As Sean Trende notes, there are some pundits who think it's a positive portent that President Obama has not confronted a primary challenger – unlike Lyndon Johnson, Jimmy Carter and George H.W. Bush. Yet as Trende further points out, the results in Arkansas and Kentucky (with the President drawing less than 60% of the vote against challengers like “uncommitted” or little-knowns) are functioning as a sort of “unprecedented” primary challenge.
Chris Cilliza reports that many Democrats privately attribute this week’s primary results to the residue of racism among Democrat primary voters (inverting the usual narrative of Republicans of being the reflexive racists!). To my mind, there’s no doubt race is playing a role in what’s going on . . . just not in the way that President Obama’s defenders think it is.
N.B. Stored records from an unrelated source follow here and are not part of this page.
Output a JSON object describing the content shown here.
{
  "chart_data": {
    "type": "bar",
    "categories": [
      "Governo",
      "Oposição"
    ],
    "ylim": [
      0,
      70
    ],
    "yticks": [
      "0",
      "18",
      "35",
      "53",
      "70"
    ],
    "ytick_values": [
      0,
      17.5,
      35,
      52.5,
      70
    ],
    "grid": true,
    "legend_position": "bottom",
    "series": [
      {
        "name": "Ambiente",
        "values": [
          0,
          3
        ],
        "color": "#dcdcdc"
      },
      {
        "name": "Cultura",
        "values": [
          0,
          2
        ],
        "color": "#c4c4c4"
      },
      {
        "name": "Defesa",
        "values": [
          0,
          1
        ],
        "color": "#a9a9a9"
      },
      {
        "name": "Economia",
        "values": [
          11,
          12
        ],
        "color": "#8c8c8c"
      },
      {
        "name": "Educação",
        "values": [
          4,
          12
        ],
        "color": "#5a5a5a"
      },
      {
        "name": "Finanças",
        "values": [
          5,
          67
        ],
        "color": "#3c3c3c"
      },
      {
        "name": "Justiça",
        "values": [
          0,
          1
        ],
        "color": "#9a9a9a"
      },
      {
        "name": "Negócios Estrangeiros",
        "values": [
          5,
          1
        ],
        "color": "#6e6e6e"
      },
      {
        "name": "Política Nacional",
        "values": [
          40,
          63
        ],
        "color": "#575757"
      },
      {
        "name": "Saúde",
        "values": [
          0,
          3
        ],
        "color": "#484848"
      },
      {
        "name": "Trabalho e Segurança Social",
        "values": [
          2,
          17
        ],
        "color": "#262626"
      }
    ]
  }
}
Look at this chart from nonpartisan Middlebury political science professor Matthew Dickinson -- headlined "Why History Suggests Obama Should Face a Primary Challenge." As Dickinson pointed out last August, the misery index -- coupled with the President's low approval ratings -- has historically meant there will be a primary challenge. Yet in this case none has emerged, despite mutterings from the left last autumn.
Why is this? Because of Democrat race-consciousness. There has been no Democrat (besides Cory Booker!) willing to challenge America's first black President. Of course, first, everyone knows that a challenge would ultimately be futile -- no Democrat can win without the African American vote (then again, one doubts Pat Buchanan seriously expected to take the oath of office in January 1993; he was still willing to challenge Bush from the right).
But second, and as significantly, few have forgotten the furious condemnation that was visited upon America's other "first black President" back in 2008 when he criticized Obama. Is anyone else (already much less beloved than Bill Clinton was at the time) really up for being accused of racism just to make a point a la Buchanan circa 1992 -- or jeopardize the relationship between the Democrats and African Americans long-term if a strong primary challenge ends up "softening up" the President for defeat in the fall?
In a sense, race may well be hurting Barack Obama -- but not in the way his supporters think it is. Rather than being the victim of ugly, insidious racial prejudice, the President may have been the victim of a race-conscious party that has feared calling out his shortcomings -- even in a way that might have actually helped him address them. Could Democrats have become victims of their own propaganda, i.e., actually beginning to believe that any criticism of someone who happens to be black is somehow tantamount to racism?